Brain enhancing devices
If given the option, would you think faster or increase your attention span? Neuroscientists now say that non-invasive brain stimulation using electrical currents could do just that. The technology is still fairly new but is now being sold by commercial companies often marketed to gamers suggesting that it could increase your attention and make you think faster. But do they actually work? Inside Science sent Melissa Hogenboom to Oxford try one out and to discuss the science behind the hype.
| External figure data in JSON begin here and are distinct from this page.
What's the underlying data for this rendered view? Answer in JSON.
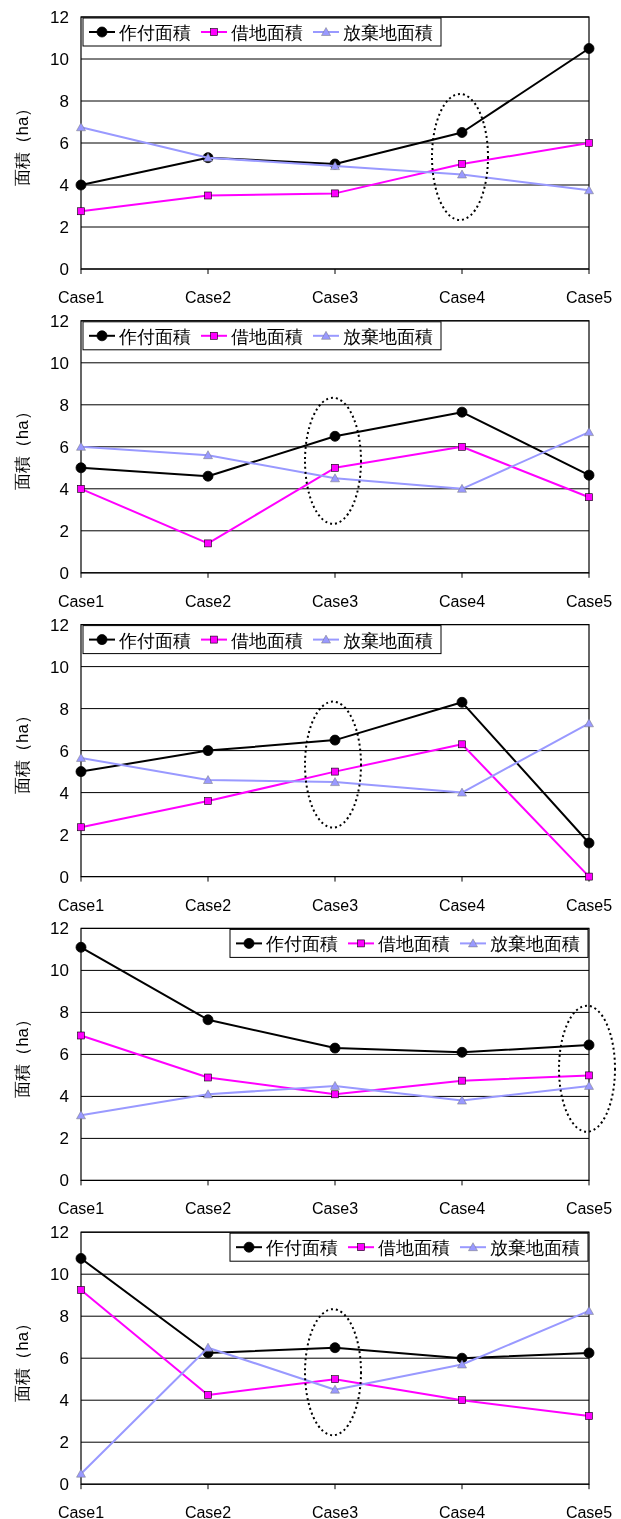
{
  "chart_data": [
    {
      "type": "line",
      "categories": [
        "Case1",
        "Case2",
        "Case3",
        "Case4",
        "Case5"
      ],
      "ylabel": "面積（ha）",
      "ylim": [
        0,
        12
      ],
      "yticks": [
        0,
        2,
        4,
        6,
        8,
        10,
        12
      ],
      "grid": "y",
      "legend": "top left",
      "series": [
        {
          "name": "作付面積",
          "color": "#000000",
          "marker": "circle",
          "values": [
            4.0,
            5.3,
            5.0,
            6.5,
            10.5
          ]
        },
        {
          "name": "借地面積",
          "color": "#ff00ff",
          "marker": "square",
          "values": [
            2.75,
            3.5,
            3.6,
            5.0,
            6.0
          ]
        },
        {
          "name": "放棄地面積",
          "color": "#9999ff",
          "marker": "triangle",
          "values": [
            6.75,
            5.3,
            4.9,
            4.5,
            3.75
          ]
        }
      ]
    },
    {
      "type": "line",
      "categories": [
        "Case1",
        "Case2",
        "Case3",
        "Case4",
        "Case5"
      ],
      "ylabel": "面積（ha）",
      "ylim": [
        0,
        12
      ],
      "yticks": [
        0,
        2,
        4,
        6,
        8,
        10,
        12
      ],
      "grid": "y",
      "legend": "top left",
      "series": [
        {
          "name": "作付面積",
          "color": "#000000",
          "marker": "circle",
          "values": [
            5.0,
            4.6,
            6.5,
            7.65,
            4.65
          ]
        },
        {
          "name": "借地面積",
          "color": "#ff00ff",
          "marker": "square",
          "values": [
            4.0,
            1.4,
            5.0,
            6.0,
            3.6
          ]
        },
        {
          "name": "放棄地面積",
          "color": "#9999ff",
          "marker": "triangle",
          "values": [
            6.0,
            5.6,
            4.5,
            4.0,
            6.7
          ]
        }
      ]
    },
    {
      "type": "line",
      "categories": [
        "Case1",
        "Case2",
        "Case3",
        "Case4",
        "Case5"
      ],
      "ylabel": "面積（ha）",
      "ylim": [
        0,
        12
      ],
      "yticks": [
        0,
        2,
        4,
        6,
        8,
        10,
        12
      ],
      "grid": "y",
      "legend": "top left",
      "series": [
        {
          "name": "作付面積",
          "color": "#000000",
          "marker": "circle",
          "values": [
            5.0,
            6.0,
            6.5,
            8.3,
            1.6
          ]
        },
        {
          "name": "借地面積",
          "color": "#ff00ff",
          "marker": "square",
          "values": [
            2.35,
            3.6,
            5.0,
            6.3,
            0.0
          ]
        },
        {
          "name": "放棄地面積",
          "color": "#9999ff",
          "marker": "triangle",
          "values": [
            5.65,
            4.6,
            4.5,
            4.0,
            7.3
          ]
        }
      ]
    },
    {
      "type": "line",
      "categories": [
        "Case1",
        "Case2",
        "Case3",
        "Case4",
        "Case5"
      ],
      "ylabel": "面積（ha）",
      "ylim": [
        0,
        12
      ],
      "yticks": [
        0,
        2,
        4,
        6,
        8,
        10,
        12
      ],
      "grid": "y",
      "legend": "top right",
      "series": [
        {
          "name": "作付面積",
          "color": "#000000",
          "marker": "circle",
          "values": [
            11.1,
            7.65,
            6.3,
            6.1,
            6.45
          ]
        },
        {
          "name": "借地面積",
          "color": "#ff00ff",
          "marker": "square",
          "values": [
            6.9,
            4.9,
            4.1,
            4.75,
            5.0
          ]
        },
        {
          "name": "放棄地面積",
          "color": "#9999ff",
          "marker": "triangle",
          "values": [
            3.1,
            4.1,
            4.5,
            3.8,
            4.5
          ]
        }
      ]
    },
    {
      "type": "line",
      "categories": [
        "Case1",
        "Case2",
        "Case3",
        "Case4",
        "Case5"
      ],
      "ylabel": "面積（ha）",
      "ylim": [
        0,
        12
      ],
      "yticks": [
        0,
        2,
        4,
        6,
        8,
        10,
        12
      ],
      "grid": "y",
      "legend": "top right",
      "series": [
        {
          "name": "作付面積",
          "color": "#000000",
          "marker": "circle",
          "values": [
            10.75,
            6.25,
            6.5,
            6.0,
            6.25
          ]
        },
        {
          "name": "借地面積",
          "color": "#ff00ff",
          "marker": "square",
          "values": [
            9.25,
            4.25,
            5.0,
            4.0,
            3.25
          ]
        },
        {
          "name": "放棄地面積",
          "color": "#9999ff",
          "marker": "triangle",
          "values": [
            0.5,
            6.5,
            4.5,
            5.7,
            8.25
          ]
        }
      ]
    }
  ]
}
How big can black holes get? A listener asks and Professor Andy Fabien, Director of the Institute of Astronomy at Cambridge University answers.
Optical and atomic clocks
At this week’s ‘Quantum Timing, Navigation and Sensing’ Showcase at the National Physical Laboratory, researchers are working on sensors that allow us to see through walls; super-accurate atomic clocks the size of matchboxes; and GPS trackers that can elude an enemy jamming the signal. We sent Inside Science reporter Tracey Logan to work on her time management.
Bat jamming moth noises and other insects that go bump, chirrup, squeak in the night
Inside Science’s resident entomologist, Dr. Tim Cockerill has been exploring a whole soundscape that’s hidden from our limited hearing range. Including, eavesdropping on a secret sonic arms race between echo-locating bats and bat-jamming acoustics created by the genitals of a hawkmoth.